First of all let me say that I really, deeply appreciate that you responded to my comment in a genuine and respectful way, I think the more we can set aside our political differences and just discuss our dissagreements rationally the better.
I will take your points one at a time.
First of all you bring up police executions. I am not an American, but like most people throughout the world I am intimately aware of American issues. A few weeks ago if I remember correctly Philip Defranco showed a video of a black man who had been pulled over for a minor infringement politely inform the officer that he was carrying and that he was just reaching for his licence, and the officer panicked and killed him. That video made me violently angry and sad. If every case of police brutality was as cut and dried as that, I would feel differently about BLM than I do. But when I hear chants calling for dead cops, I lose all sympathy. Another big reason for my disdain for BLM is that one of the main points of the thought leaders for BLM is that white people do not care enough, and that they are silent or dismissive of black issues. And when Justine Damond was killed these same people said it was unreasonable for white people to think they should give a damn. When BLM first appeared I was naturally sympathetic, It was steady exposure to the attitudes and actions of its members that caused my switch.
Finally onto your point about identification with a group. I never saw myself as being a “white" person. (It is telling that I have no idea whether you are white or not). I saw myself as an individual first. The point I am making, is that when it came to early American immigration for a variety of cultural and other reasons the new immigrants did not view their ethnicity or nation as being that big a part of their identity. Therefore they were able to easily adopt an American cultural identity instead. But when immigrants from more collectivist cultures migrate to America they tend to be more resistant to learning the language, to integrating into society, and to seeing their prominent identity as being American. I am obviously not saying that some German immigrants didn’t hold onto some level of a German identity for some time, or that no non-white or Catholic immigrants made a valiant effort to become American. I am talking about trends, not absolutes.

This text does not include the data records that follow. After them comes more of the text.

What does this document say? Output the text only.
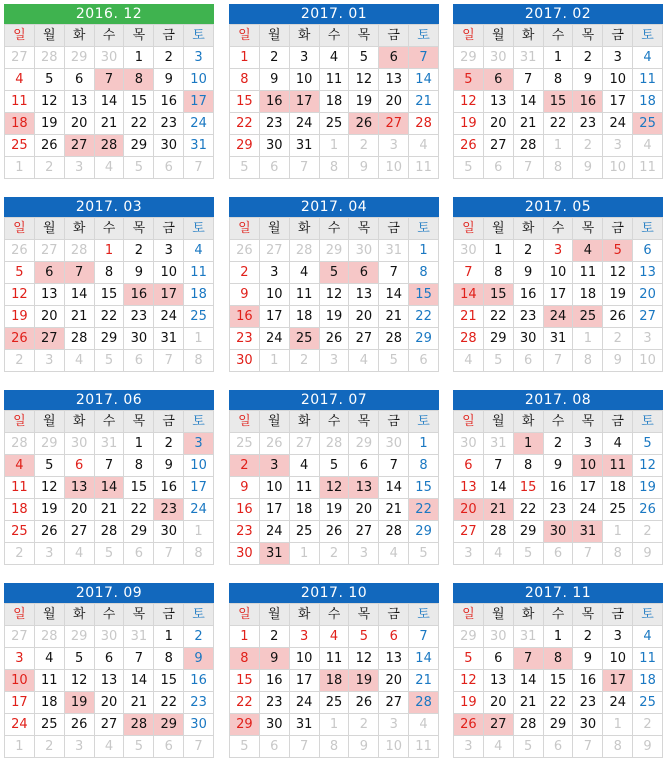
2016. 12
일	월	화	수	목	금	토
27	28	29	30	1	2	3
4	5	6	7	8	9	10
11	12	13	14	15	16	17
18	19	20	21	22	23	24
25	26	27	28	29	30	31
1	2	3	4	5	6	7
2017. 01
일	월	화	수	목	금	토
1	2	3	4	5	6	7
8	9	10	11	12	13	14
15	16	17	18	19	20	21
22	23	24	25	26	27	28
29	30	31	1	2	3	4
5	6	7	8	9	10	11
2017. 02
일	월	화	수	목	금	토
29	30	31	1	2	3	4
5	6	7	8	9	10	11
12	13	14	15	16	17	18
19	20	21	22	23	24	25
26	27	28	1	2	3	4
5	6	7	8	9	10	11
2017. 03
일	월	화	수	목	금	토
26	27	28	1	2	3	4
5	6	7	8	9	10	11
12	13	14	15	16	17	18
19	20	21	22	23	24	25
26	27	28	29	30	31	1
2	3	4	5	6	7	8
2017. 04
일	월	화	수	목	금	토
26	27	28	29	30	31	1
2	3	4	5	6	7	8
9	10	11	12	13	14	15
16	17	18	19	20	21	22
23	24	25	26	27	28	29
30	1	2	3	4	5	6
2017. 05
일	월	화	수	목	금	토
30	1	2	3	4	5	6
7	8	9	10	11	12	13
14	15	16	17	18	19	20
21	22	23	24	25	26	27
28	29	30	31	1	2	3
4	5	6	7	8	9	10
2017. 06
일	월	화	수	목	금	토
28	29	30	31	1	2	3
4	5	6	7	8	9	10
11	12	13	14	15	16	17
18	19	20	21	22	23	24
25	26	27	28	29	30	1
2	3	4	5	6	7	8
2017. 07
일	월	화	수	목	금	토
25	26	27	28	29	30	1
2	3	4	5	6	7	8
9	10	11	12	13	14	15
16	17	18	19	20	21	22
23	24	25	26	27	28	29
30	31	1	2	3	4	5
2017. 08
일	월	화	수	목	금	토
30	31	1	2	3	4	5
6	7	8	9	10	11	12
13	14	15	16	17	18	19
20	21	22	23	24	25	26
27	28	29	30	31	1	2
3	4	5	6	7	8	9
2017. 09
일	월	화	수	목	금	토
27	28	29	30	31	1	2
3	4	5	6	7	8	9
10	11	12	13	14	15	16
17	18	19	20	21	22	23
24	25	26	27	28	29	30
1	2	3	4	5	6	7
2017. 10
일	월	화	수	목	금	토
1	2	3	4	5	6	7
8	9	10	11	12	13	14
15	16	17	18	19	20	21
22	23	24	25	26	27	28
29	30	31	1	2	3	4
5	6	7	8	9	10	11
2017. 11
일	월	화	수	목	금	토
29	30	31	1	2	3	4
5	6	7	8	9	10	11
12	13	14	15	16	17	18
19	20	21	22	23	24	25
26	27	28	29	30	1	2
3	4	5	6	7	8	9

And this has little to do with a feeling of superiority, white countries could be backward and primitive and the fact that accepting migrants who will, for whatever reason not integrate, is not a good thing would remain. It shouldn’t matter whether individualism is “better" or not it matters if the country was founded on those principles, and if the ethnic majority wants it to remain that way.
And as to me viewing myself as intrinsically superior to non-whites or the question which is your main premise, which is whether or not it is viable to put your identity in something that is arguably illusory, like race.
As a Christian I do not believe that my race gives me any intrinsic value over anyone else. The reason why young white men like me become racially conscious is because we see that non whites instinctively support and identify with their racial group. Movements like BLM, and La Raza, and institutions like the National Black Caucus and AIPAC all have implicit or explicit goals of ethnic interest, while politicians like Donald Trump who speak almost exclusively in civic nationalist terms are painted as unjustly advocating for the interests of white America as a group.
My end point is this. If we in the Western World are living in a radically individualistic society of the kind you advocate for, in which people like me feel no special sense of kinship with my ethnic brethren, as such things are based on illusions, then the moral argument for affirmative action is gone, and it should be abolished. And any movement like BLM should be scorned as advocating for the protection of an illusory people group who do not even exist.
Either that or non-violent movements advocating for white nationalism are A OK.